The data highlights the challenge the Bank of Japan (BOJ) faces in balancing mounting inflationary pressure and risks to the fragile economy from U.S. tariffs, as it considers how soon to resume rate hikes from still-low levels.
The core consumer price index (CPI), which excludes volatile fresh food costs, rose 3.3% in June from a year earlier, data showed on Friday, matching a median market forecast.
The rise was smaller than the 3.7% increase in May due largely to resumption of gasoline subsidies, but remained above the central bank’s 2% target for the 39th straight month.
A separate index that strips away both fresh food and fuel costs — closely watched by the BOJ as a measure of domestic demand-driven prices — rose 3.4% in June from a year earlier after increasing 3.3% in May.

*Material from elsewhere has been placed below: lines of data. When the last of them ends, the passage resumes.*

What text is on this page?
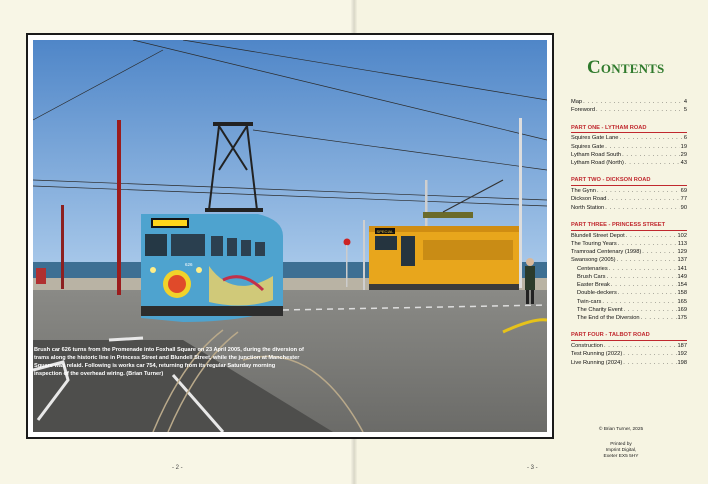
SPECIAL
626
Brush car 626 turns from the Promenade into Foxhall Square on 23 April 2005, during the diversion of trams along the historic line in Princess Street and Blundell Street, while the junction at Manchester Square was relaid. Following is works car 754, returning from its regular Saturday morning inspection of the overhead wiring. (Brian Turner)
- 2 -	- 3 -
Contents
Map . . .	4
Foreword . . .	5
PART ONE - LYTHAM ROAD
Squires Gate Lane . . .	6
Squires Gate . . .	19
Lytham Road South . . .	29
Lytham Road (North) . . .	43
PART TWO - DICKSON ROAD
The Gynn . . .	69
Dickson Road . . .	77
North Station . . .	90
PART THREE - PRINCESS STREET
Blundell Street Depot . . .	102
The Touring Years . . .	113
Tramroad Centenary (1998) . . .	129
Swansong (2005) . . .	137
Centenaries . . .	141
Brush Cars . . .	149
Easter Break . . .	154
Double-deckers . . .	158
Twin-cars . . .	165
The Charity Event . . .	169
The End of the Diversion . . .	175
PART FOUR - TALBOT ROAD
Construction . . .	187
Test Running (2022) . . .	192
Live Running (2024) . . .	198
© Brian Turner, 2025
Printed by
Imprint Digital,
Exeter EX5 5HY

Underlying inflation remains elevated and is almost certain to overshoot the Bank of Japan’s forecasts. However, with trade tensions looming large over the economy, the risk remains that the BOJ will stand pat for longer than we’re anticipating, said Abhijit Surya, senior APAC economist at Capital Economics.
The data will be among factors the BOJ will scrutinize at its next policy meeting on July 30-31, when the board is expected to revise up its inflation forecast in a quarterly review of its projections.
Prices of food, excluding those of volatile fresh food like vegetables, rose 8.2% in June from a year earlier, accelerating from the previous month’s 7.7% gain in a sign of the mounting cost-of-living pressures gripping households.
The cost of staple rice nearly doubled from year-before levels, which led to a 19% spike in the price of a rice ball and a 6.5% increase in sushi dine-outs, the data showed.
Service-sector inflation hit 1.5% in June from 1.4% in May, the data showed, suggesting that companies were passing on rising labor costs albeit at a slower pace than for goods.
The BOJ exited a decade-long, radical stimulus program last year and raised short-term interest rates to 0.5% in January on the view that Japan was on the cusp of sustainably hitting its 2% inflation target.
While the central bank has signaled its readiness to raise rates further, the economic impact of higher U.S. tariffs forced it to cut its growth forecasts in May and complicated decisions around the timing of the next rate increase.
Japan’s economy shrank in the first quarter as rising living costs hurt consumption. Exports fell in May for the first time in eight months, stoking recession fears.
A slight majority of economists in a June Reuters poll expected the BOJ to forgo another rate hike this year.